"I know your anger, I know your dreams, I’ve been everything you want to be, I’m the cult of personality" ~ Living Colour
I recently took the Myers-Briggs personality test and wow -- I find myself fascinating! And, I make much more sense to myself now! But, I think it's safe to guess that most people are at least slightly intrigued by this kind of stuff. Take it because it's very interesting. You will be fascinated by yourself, too! And I don't think it's too rigid -- it's just a framework really. And, yeah, I know this has been around for eons, so most of you are probably familiar. But just in case you're not, you can read more about the test and types here.
According to my test results, I am an INFP, which stands for Introvert Intuitive Feeling Perceiving. Apparently, INFP's make up about 1% of the population. Well, I always knew I was odd.
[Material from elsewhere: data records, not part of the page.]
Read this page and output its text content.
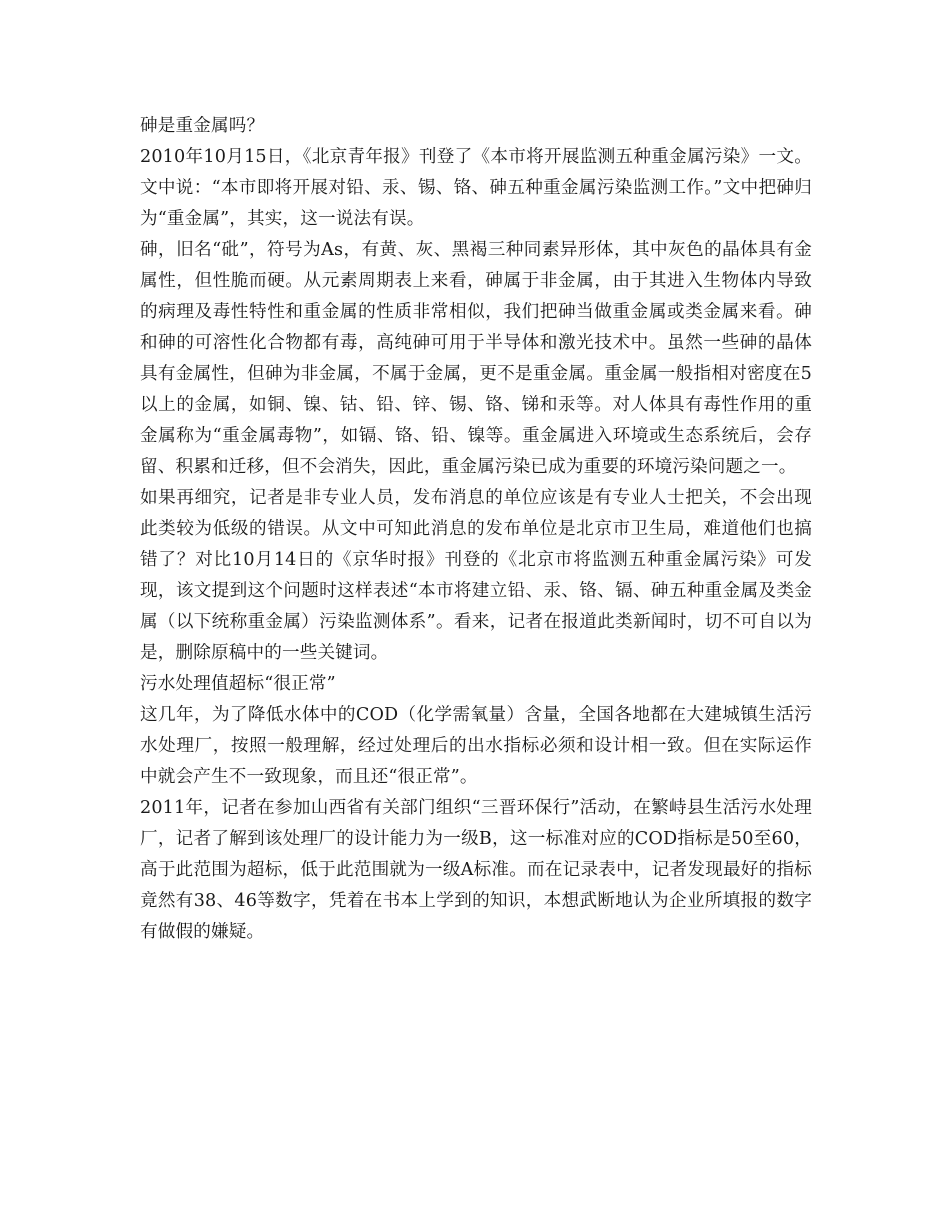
砷是重金属吗？

2010年10月15日，《北京青年报》刊登了《本市将开展监测五种重金属污染》一文。文中说：“本市即将开展对铅、汞、锡、铬、砷五种重金属污染监测工作。”文中把砷归为“重金属”，其实，这一说法有误。

砷，旧名“砒”，符号为As，有黄、灰、黑褐三种同素异形体，其中灰色的晶体具有金属性，但性脆而硬。从元素周期表上来看，砷属于非金属，由于其进入生物体内导致的病理及毒性特性和重金属的性质非常相似，我们把砷当做重金属或类金属来看。砷和砷的可溶性化合物都有毒，高纯砷可用于半导体和激光技术中。虽然一些砷的晶体具有金属性，但砷为非金属，不属于金属，更不是重金属。重金属一般指相对密度在5以上的金属，如铜、镍、钴、铅、锌、锡、铬、锑和汞等。对人体具有毒性作用的重金属称为“重金属毒物”，如镉、铬、铅、镍等。重金属进入环境或生态系统后，会存留、积累和迁移，但不会消失，因此，重金属污染已成为重要的环境污染问题之一。

如果再细究，记者是非专业人员，发布消息的单位应该是有专业人士把关，不会出现此类较为低级的错误。从文中可知此消息的发布单位是北京市卫生局，难道他们也搞错了？对比10月14日的《京华时报》刊登的《北京市将监测五种重金属污染》可发现，该文提到这个问题时这样表述“本市将建立铅、汞、铬、镉、砷五种重金属及类金属（以下统称重金属）污染监测体系”。看来，记者在报道此类新闻时，切不可自以为是，删除原稿中的一些关键词。

污水处理值超标“很正常”

这几年，为了降低水体中的COD（化学需氧量）含量，全国各地都在大建城镇生活污水处理厂，按照一般理解，经过处理后的出水指标必须和设计相一致。但在实际运作中就会产生不一致现象，而且还“很正常”。

2011年，记者在参加山西省有关部门组织“三晋环保行”活动，在繁峙县生活污水处理厂，记者了解到该处理厂的设计能力为一级B，这一标准对应的COD指标是50至60，高于此范围为超标，低于此范围就为一级A标准。而在记录表中，记者发现最好的指标竟然有38、46等数字，凭着在书本上学到的知识，本想武断地认为企业所填报的数字有做假的嫌疑。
My mom used to tell me (as an adult) that she thought I might be autistic or have some sort of disorder when I was child because I felt things so intensely. No, I wasn't autistic or mentally handicapped. I was just an INFP. But maybe that's not all that different from being somewhat impaired. I remember experiencing a sort of sensory overload as a kid. Like when we'd go to the beach and I would beg to leave because the ocean-y smell was too strong. Or when I cried because the dripping water from the faucet post-bath was too loud. And that's just the tip of dramatic iceberg.
And now, as a mama, I have a better understanding of why I react in certain ways to Q. I grew up believing I had a very natural maternal side. That mothering would come easy to me. That I'd want to be with my children all the time. Kids liked me. I liked kids. Boy, was I in for a shock. I crave alone time like Buddy the Elf craves syrup. I didn't realize this pre-Q because I always had alone time if I needed it. See, introverts recharge by having alone time. Alternately, extroverts get energized by being around others and prefer to be around people. I do enjoy being social, but balance is key. And Q is very much an extrovert. At least that's what he seems to be so far.
As Q gets older, some of my other aspects may be beneficial. I'll be able to intuit if he's being honest with me. I'll empathize with him when his heart gets broken for the first time (uh oh, I foresee a lot more tears in my future). I'll be more perceptive to his needs in school. Maybe I'm not such a horrendous mom after all. I'm just an INFP who needs to work on her ESTJ.
Now, mind you, I realize this test is far from perfect. I'm more of a sociologist at heart anyway. Here's a little description of my type, which includes some traits that are clearly NOT me:
"INFPs are introspective, private, creative and highly idealistic individuals that have a constant desire to be on a meaningful path. They are driven by their values and seek peace. Empathetic and compassionate, they want to help others and humanity as a whole (well, that sounds lovely, but Mother Teresa I am not). INFPs are imaginative, artistic and often have a talent for language and writing. They can also be described as easygoing, selfless, guarded, adaptable, patient (ha!) and loyal."
If any of you have taken the Myers-Briggs or take it after reading this, please post your results. What did you learn about yourself, my insightful readers?